I picked up a brand-new pair of Tommy Bahama, sand-colored jeans and asked her if they would be appropriate.
“No,” Patty said without hesitation. “You can wear black jeans or slacks.”
“Ok,” I said and put the Tommy B’s back in the closet and got out a pair of gray slacks.
That wasn’t the end of the conversation, though.
“I don’t know what would have happened to you if you hadn’t gotten married,” Patty observed.
“I would still be wearing brown and hanging out at Harry’s Bar and Tables,” I said, referring to the place where we met (then called The New Stanley) in 1983.
Then, Patty got in the last word…“And they’d be saying, ‘There’s the old guy.’ “
That’s a windy lead-in to my subject today: Why many men, when left to their own devices, cannot seem to make good fashion choices.
Taking it a step further, some of the worst offenders are some of the highest-ranking men in my former church — the Catholic Church.
I have never understood why many bishops find it necessary to wear flamboyant regalia at some liturgical functions. It just doesn’t seem to square with the image of Christ, who made a habit of reaching out to those of the lowest social stations — the poor, people with infirmities and disabilities, even prostitutes.
To show you what I’m talking about, below is a photo of Kansas City-St. Joseph Bishop Robert Finn wearing his mitre (big hat) and holding his crozier (ornate staff). He loves that hat and staff and, like many bishops, breaks them out frequently.
But think about it…How often do you see images of Jesus carrying an ornate staff and wearing showboat headdress? Never, right? Sometimes he’s pictured holding a walking stick, and the only head gear I’ve ever seen him depicted with is a crown of thorns.
So where did the bishops get the idea that mitres and croziers were appropriate, or in some way helped instill in the laity the importance of loving God and loving your neighbor as yourself?
The website of the Catholic Resource Education Center says this about that:
“These different regalia all give a certain distinction to the Order of Bishop. They also inspire respect for the office and its authority. While ‘the clothes do not make the man,’ the man must strive to fulfill what the clothes signify.”
Hmmm. I’m still very suspect about this, and I am glad to see that Pope Francis, while he hasn’t yet issued any new dress codes, is putting an emphasis on humility and leading the way by example. Consider this from a 2013 Huffington Post story:
“Pope Francis arrived at the papal summer home, Castel Gandolfo, in a humble Ford Focus, which was a far cry from the luxury cars of his predecessor, Pope Benedict XVI, who travelled around town in vehicles that included a custom-made Renault, a BMW X5, and a Mercedes.”
The story went on to quote Francis as saying: “It hurts me when I see a priest or nun with the latest-model car. You can’t do this. A car is necessary to do a lot of work, but, please, choose a more humble one. If you like the fancy one, just think about how many children are dying of hunger in the world.”
It should come as no surprise, then, that in recent months, Francis has stripped one of the most ostentatious clerics, Cardinal Raymond Burke, formerly the archbishop of St.

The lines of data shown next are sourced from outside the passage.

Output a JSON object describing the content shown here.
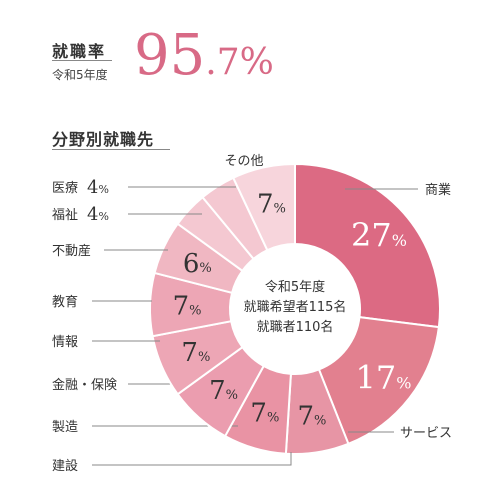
{
  "header": {
    "label": "就職率",
    "year": "令和5年度",
    "rate_integer": "95",
    "rate_decimal": ".7%"
  },
  "section_title": "分野別就職先",
  "chart_data": {
    "type": "pie",
    "donut": true,
    "unit": "%",
    "center_text": [
      "令和5年度",
      "就職希望者115名",
      "就職者110名"
    ],
    "slices": [
      {
        "label": "商業",
        "value": 27,
        "color": "#dc6a83"
      },
      {
        "label": "サービス",
        "value": 17,
        "color": "#e2808f"
      },
      {
        "label": "建設",
        "value": 7,
        "color": "#e795a5"
      },
      {
        "label": "製造",
        "value": 7,
        "color": "#e993a4"
      },
      {
        "label": "金融・保険",
        "value": 7,
        "color": "#eb9daf"
      },
      {
        "label": "情報",
        "value": 7,
        "color": "#eda6b5"
      },
      {
        "label": "教育",
        "value": 7,
        "color": "#eda6b5"
      },
      {
        "label": "不動産",
        "value": 6,
        "color": "#f0b7c2"
      },
      {
        "label": "福祉",
        "value": 4,
        "color": "#f4c8d1"
      },
      {
        "label": "医療",
        "value": 4,
        "color": "#f4c8d1"
      },
      {
        "label": "その他",
        "value": 7,
        "color": "#f7d5dc"
      }
    ]
  }
}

Louis, of two key posts. Last December, Burke, a leader of the church’s conservative wing, was removed from a prestigious Vatican congregation that helps the pope select new bishops. And just last week he confirmed in an interview with BuzzFeed that Pope Francis is planning to remove him from as chief justice of the Vatican’s Supreme Court.
I said he was ostentatious, and these photos will illustrate what I mean.

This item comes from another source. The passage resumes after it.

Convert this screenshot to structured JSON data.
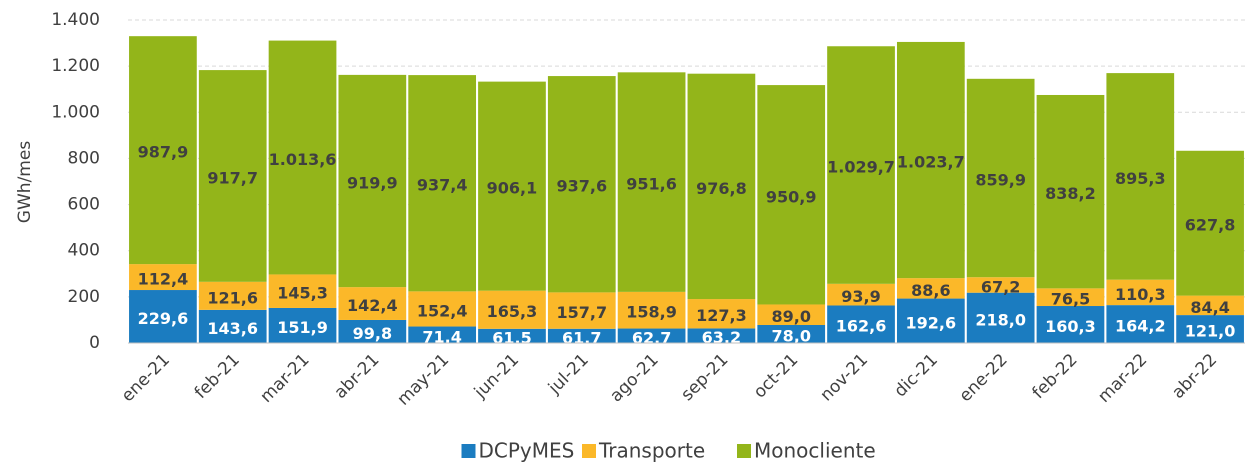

While the mitre and crozier are satisfactory for some high-ranking Catholic officials, Burke’s tastes run to a different level.

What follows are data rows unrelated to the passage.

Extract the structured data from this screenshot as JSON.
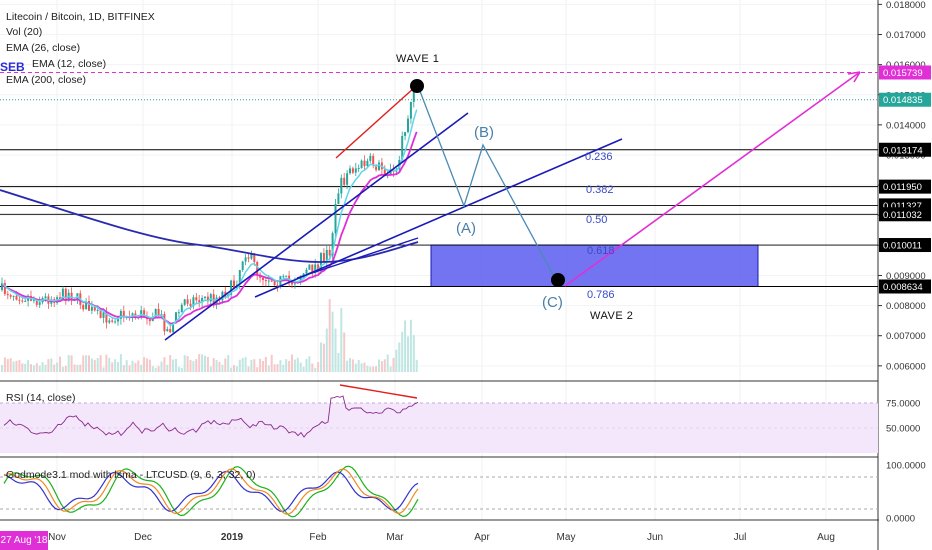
{
  "header": {
    "title": "Litecoin / Bitcoin, 1D, BITFINEX",
    "indicators": [
      "Vol (20)",
      "EMA (26, close)",
      "EMA (12, close)",
      "EMA (200, close)"
    ],
    "watermark": "SEB"
  },
  "colors": {
    "price_line": "#e12fd7",
    "trend": "#1a1ab8",
    "wave": "#4a8ab5",
    "zone": "#5a5cf0",
    "rsi": "#8a2a8a"
  },
  "chart_data": [
    {
      "type": "candlestick",
      "title": "Litecoin / Bitcoin, 1D, BITFINEX",
      "x_ticks": [
        "Nov",
        "Dec",
        "2019",
        "Feb",
        "Mar",
        "Apr",
        "May",
        "Jun",
        "Jul",
        "Aug"
      ],
      "y_ticks": [
        "0.018000",
        "0.017000",
        "0.016000",
        "0.015000",
        "0.014000",
        "0.013000",
        "0.012000",
        "0.011000",
        "0.010000",
        "0.009000",
        "0.008000",
        "0.007000",
        "0.006000"
      ],
      "ylim": [
        0.0055,
        0.0182
      ],
      "price_levels": [
        {
          "value": 0.015739,
          "label": "0.015739",
          "color": "#e12fd7"
        },
        {
          "value": 0.014835,
          "label": "0.014835",
          "color": "#26a69a"
        },
        {
          "value": 0.013174,
          "label": "0.013174",
          "color": "#000000"
        },
        {
          "value": 0.01195,
          "label": "0.011950",
          "color": "#000000"
        },
        {
          "value": 0.011327,
          "label": "0.011327",
          "color": "#000000"
        },
        {
          "value": 0.011032,
          "label": "0.011032",
          "color": "#000000"
        },
        {
          "value": 0.010011,
          "label": "0.010011",
          "color": "#000000"
        },
        {
          "value": 0.008634,
          "label": "0.008634",
          "color": "#000000"
        }
      ],
      "fib_levels": [
        {
          "ratio": "0.236",
          "value": 0.01295
        },
        {
          "ratio": "0.382",
          "value": 0.012
        },
        {
          "ratio": "0.50",
          "value": 0.0112
        },
        {
          "ratio": "0.618",
          "value": 0.00985
        },
        {
          "ratio": "0.786",
          "value": 0.0084
        }
      ],
      "annotations": [
        {
          "text": "WAVE 1",
          "value": 0.01527
        },
        {
          "text": "(B)",
          "value": 0.0141
        },
        {
          "text": "(A)",
          "value": 0.011
        },
        {
          "text": "(C)",
          "value": 0.00825
        },
        {
          "text": "WAVE 2",
          "value": 0.00785
        }
      ]
    },
    {
      "type": "line",
      "title": "RSI (14, close)",
      "y_ticks": [
        "75.0000",
        "50.0000"
      ],
      "ylim": [
        35,
        85
      ]
    },
    {
      "type": "line",
      "title": "Godmode3.1 mod with lsma - LTCUSD (9, 6, 3, 32, 0)",
      "y_ticks": [
        "100.0000",
        "0.0000"
      ],
      "ylim": [
        -10,
        105
      ]
    }
  ],
  "date_badge": "27 Aug '18"
}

Here he is, for example, in something called the “cappa magna,” or great cloak.
And here he is in, well, a hat of a different hue…
Now, back to that Saturday evening conversation with Patty…If I had not married her, yes, I might still be wearing brown and hanging out in the Westport bars, looking like a 1970s relic. But I’ll tell you one thing: I wouldn’t be wearing a big red hat and a cappa covering my assa.